Last season the former Astro won his first Gold Glove. That award can often be scrutinized through the lens of an offensive producer that gets additional consideration defensively for their bat. However, that couldn’t be further from the truth when considering Correa in 2021. His 20 Defensive Runs Saved (DRS) in 2021 was a career-high, and he’s never posted lower than 4 DRS in a single season. To contextualize that performance, 20 DRS is something like former Twins shortstop Andrelton Simmons in his prime. The caveat for Correa is that it comes with a strong .837 OPS.
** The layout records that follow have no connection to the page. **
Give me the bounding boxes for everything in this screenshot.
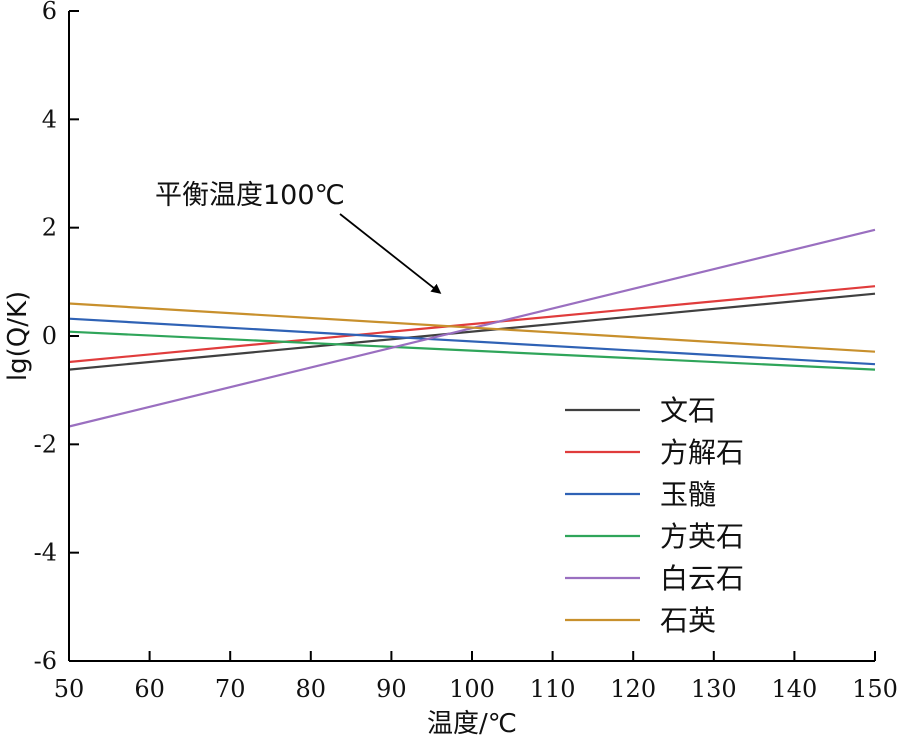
series-line-2: [68, 317, 876, 366]
x-tick-label: 120: [610, 675, 656, 703]
y-tick-label: -4: [34, 539, 57, 567]
series-line-0: [68, 292, 876, 371]
legend-label-2: 玉髓: [660, 478, 716, 511]
x-tick-label: 70: [215, 675, 246, 703]
y-tick-label: 6: [42, 0, 57, 25]
series-line-3: [68, 330, 876, 371]
series-line-1: [68, 285, 876, 364]
legend-label-3: 方英石: [660, 520, 744, 553]
x-tick-label: 80: [296, 675, 327, 703]
x-tick-label: 100: [449, 675, 495, 703]
y-tick-label: 2: [42, 214, 57, 242]
x-tick-label: 130: [691, 675, 737, 703]
y-tick-label: -6: [34, 647, 57, 675]
plot-area: [68, 228, 876, 428]
x-tick-label: 50: [54, 675, 85, 703]
y-tick-label: 4: [42, 105, 57, 133]
x-tick-label: 150: [852, 675, 898, 703]
x-tick-label: 90: [376, 675, 407, 703]
axes: -6 -4 -2 0 2 4 6 50 60 70 80 90 100 110 120 130 140 150 温度…: [3, 0, 898, 738]
x-tick-label: 110: [530, 675, 576, 703]
legend-label-5: 石英: [660, 604, 716, 637]
x-axis-title: 温度/℃: [427, 709, 517, 738]
legend-label-0: 文石: [660, 394, 716, 427]
annotation-text: 平衡温度100℃: [155, 180, 345, 211]
annotation: 平衡温度100℃: [155, 180, 442, 294]
annotation-arrow: [339, 213, 442, 294]
legend-label-1: 方解石: [660, 436, 744, 469]
legend-label-4: 白云石: [660, 562, 744, 595]
y-tick-label: -2: [34, 430, 57, 458]
x-tick-label: 140: [771, 675, 817, 703]
x-tick-label: 60: [134, 675, 165, 703]
y-axis-title: lg(Q/K): [3, 291, 33, 381]
y-tick-label: 0: [42, 322, 57, 350]
series-line-5: [68, 302, 876, 353]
No matter where you look for metrics, they view Correa in the same vein. Major League Baseball’s Statcast has Correa worth 12 outs above average (OAA) in 2021, which ranked 6th among shortstops across the league. He was also credited with preventing nine runs.
The beauty of Correa is that he’s a true five-tool player. For everything noted defensively, it only scratches the surface of his actual impact on the game. Correa’s Statcast percentile rankings from 2021 are basically just the fire emoji.
Drafted one pick higher than new teammate Byron Buxton, Carlos Correa is an absolute menace in the box. Under this new regime, the Twins have long been fans of exit velocity and hard-hit rates. Last season Correa’s max exit velocity ranked in the 97th percentile across MLB. His expected weighted on-base average (xwOBA) was a robust .373, and his 41.6% ground ball rate was near a career-low. In the box, it basically boils down to Correa hunting to do damage every time he swings the bat.
In a lineup that has some swing and miss, it’s worth noting that Correa’s plate discipline will also be welcomed. Last season a 27% chase rate was a career-low, and his 8.2% whiff rate checked in with the same designation. Swinging at pitches in the zone, Correa makes contact nearly 90% of the time. Considering the approach to doing damage, putting the bat on the ball with pitches that can be handled is about the ideal outcome you can hope for.
There’s just no way to summarize any of this other than in the middle of the night Derek Falvey signed the best free agent in organization history and very possibly the best at his position across the sport. Structuring his contract with opt-outs gives both sides future flexibility, and there’s still no hampering any future impact top prospect Royce Lewis could have at the position. Right now, I’d bet Lewis is excited to learn from one of the games best, and Baldelli’s lineup just got infused with an otherworldly talent.
Is there a shortstop you’re taking over Correa? The best part of it is that any answer is hypothetical, and this one is now Minnesota’s.